Sharif is widely believed to have continued pulling the strings of his Pakistan Muslim League-Nawaz party, even after his brother Shehbaz led them to power last year in a coalition ousting Imran Khan. Nawaz first took power in 1990 with the blessing of the establishment, but was forced out three years later by corruption allegations — a theme that has dogged his career.
He has lived for years in Saudi Arabia and London — where the Sharif family have extensive luxury properties — only to return to Pakistan each time with renewed zeal. Stung by the nationalisation of the family steel business — which he later regained control of — Sharif is a fiscal conservative and champion of economic liberalisation and free markets.
He oversaw the privatisation of several key state enterprises — including banks and energy producers — in a process critics say was riven by corruption.

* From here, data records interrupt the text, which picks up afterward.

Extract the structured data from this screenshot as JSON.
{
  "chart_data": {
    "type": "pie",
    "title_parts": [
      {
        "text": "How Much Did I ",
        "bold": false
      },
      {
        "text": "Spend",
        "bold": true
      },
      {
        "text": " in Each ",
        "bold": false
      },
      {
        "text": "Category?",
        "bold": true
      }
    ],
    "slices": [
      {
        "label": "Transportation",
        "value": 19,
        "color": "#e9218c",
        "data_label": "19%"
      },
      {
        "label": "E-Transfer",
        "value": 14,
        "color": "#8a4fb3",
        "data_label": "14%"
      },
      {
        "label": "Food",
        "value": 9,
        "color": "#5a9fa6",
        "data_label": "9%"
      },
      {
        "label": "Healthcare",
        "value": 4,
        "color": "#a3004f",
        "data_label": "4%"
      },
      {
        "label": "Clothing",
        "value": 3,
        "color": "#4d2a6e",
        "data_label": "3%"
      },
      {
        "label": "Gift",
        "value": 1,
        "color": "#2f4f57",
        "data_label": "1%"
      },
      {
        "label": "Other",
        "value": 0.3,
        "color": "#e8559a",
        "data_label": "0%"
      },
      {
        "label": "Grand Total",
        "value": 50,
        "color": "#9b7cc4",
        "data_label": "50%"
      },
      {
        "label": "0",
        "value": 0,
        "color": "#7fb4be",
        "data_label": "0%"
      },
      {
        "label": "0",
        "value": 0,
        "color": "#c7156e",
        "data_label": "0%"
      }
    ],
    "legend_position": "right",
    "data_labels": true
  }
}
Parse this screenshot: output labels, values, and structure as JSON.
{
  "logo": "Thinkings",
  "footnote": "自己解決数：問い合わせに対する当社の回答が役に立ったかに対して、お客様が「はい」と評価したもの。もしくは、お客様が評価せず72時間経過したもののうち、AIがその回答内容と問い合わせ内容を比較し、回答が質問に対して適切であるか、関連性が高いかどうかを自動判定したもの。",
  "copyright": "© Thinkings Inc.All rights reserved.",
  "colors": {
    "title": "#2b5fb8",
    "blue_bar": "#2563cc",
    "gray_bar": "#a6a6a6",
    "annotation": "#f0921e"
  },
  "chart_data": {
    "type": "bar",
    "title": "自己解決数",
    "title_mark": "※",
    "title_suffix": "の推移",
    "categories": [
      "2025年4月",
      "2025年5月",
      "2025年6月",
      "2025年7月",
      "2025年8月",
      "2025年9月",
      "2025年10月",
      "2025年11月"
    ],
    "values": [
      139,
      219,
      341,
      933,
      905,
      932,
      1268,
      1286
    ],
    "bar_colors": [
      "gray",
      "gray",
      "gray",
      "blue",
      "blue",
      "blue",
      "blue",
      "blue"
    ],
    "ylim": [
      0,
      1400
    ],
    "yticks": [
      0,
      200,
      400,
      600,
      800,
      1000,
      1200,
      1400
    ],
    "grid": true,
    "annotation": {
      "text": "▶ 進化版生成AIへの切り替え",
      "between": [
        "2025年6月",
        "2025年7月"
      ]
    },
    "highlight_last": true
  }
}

He was also one of the key drivers of the $60 billion China-Pakistan Economic Corridor (CPEC) that underpins relations between Islamabad and Beijing.
During his various stints as premier he was accused of stacking courts with loyalist judges, tinkering with the constitution, and rigging provincial elections to shore up his party's power bases.
His second reign of power lasted two years and ended in 1999 with him deposed in a military coup after plotting to sideline his army chief of staff, Pervez Musharraf. Sharif narrowly avoided the death sentence in a hastily convened trial before being sent into self-imposed exile.
More than a decade later and he was back in power, in part because of his brother's diligent performance as chief minister of Punjab, regarded Pakistan's most powerful constituency. But fresh graft allegations emerged when his children were named in the Panama Papers leak for holding offshore companies.
He was later convicted over separate corruption allegations and disqualified from office for life. It was the third time that he failed to complete a full term.
Less than a year into a seven-year prison sentence he was granted permission to travel to the United Kingdom for medical care and then declined to return.
But with Khan falling spectacularly out of favour with the military, Sharif's fortunes began to change last year.
His return has been smoothed by legal changes downsizing the period lawmakers can be barred from elections.
Analysts also say there has likely been a deal with the establishment to prevent further court challenges.
But the “Lion of Punjab” must also win over a population weary of dynastic politics and weighed down by economic crisis.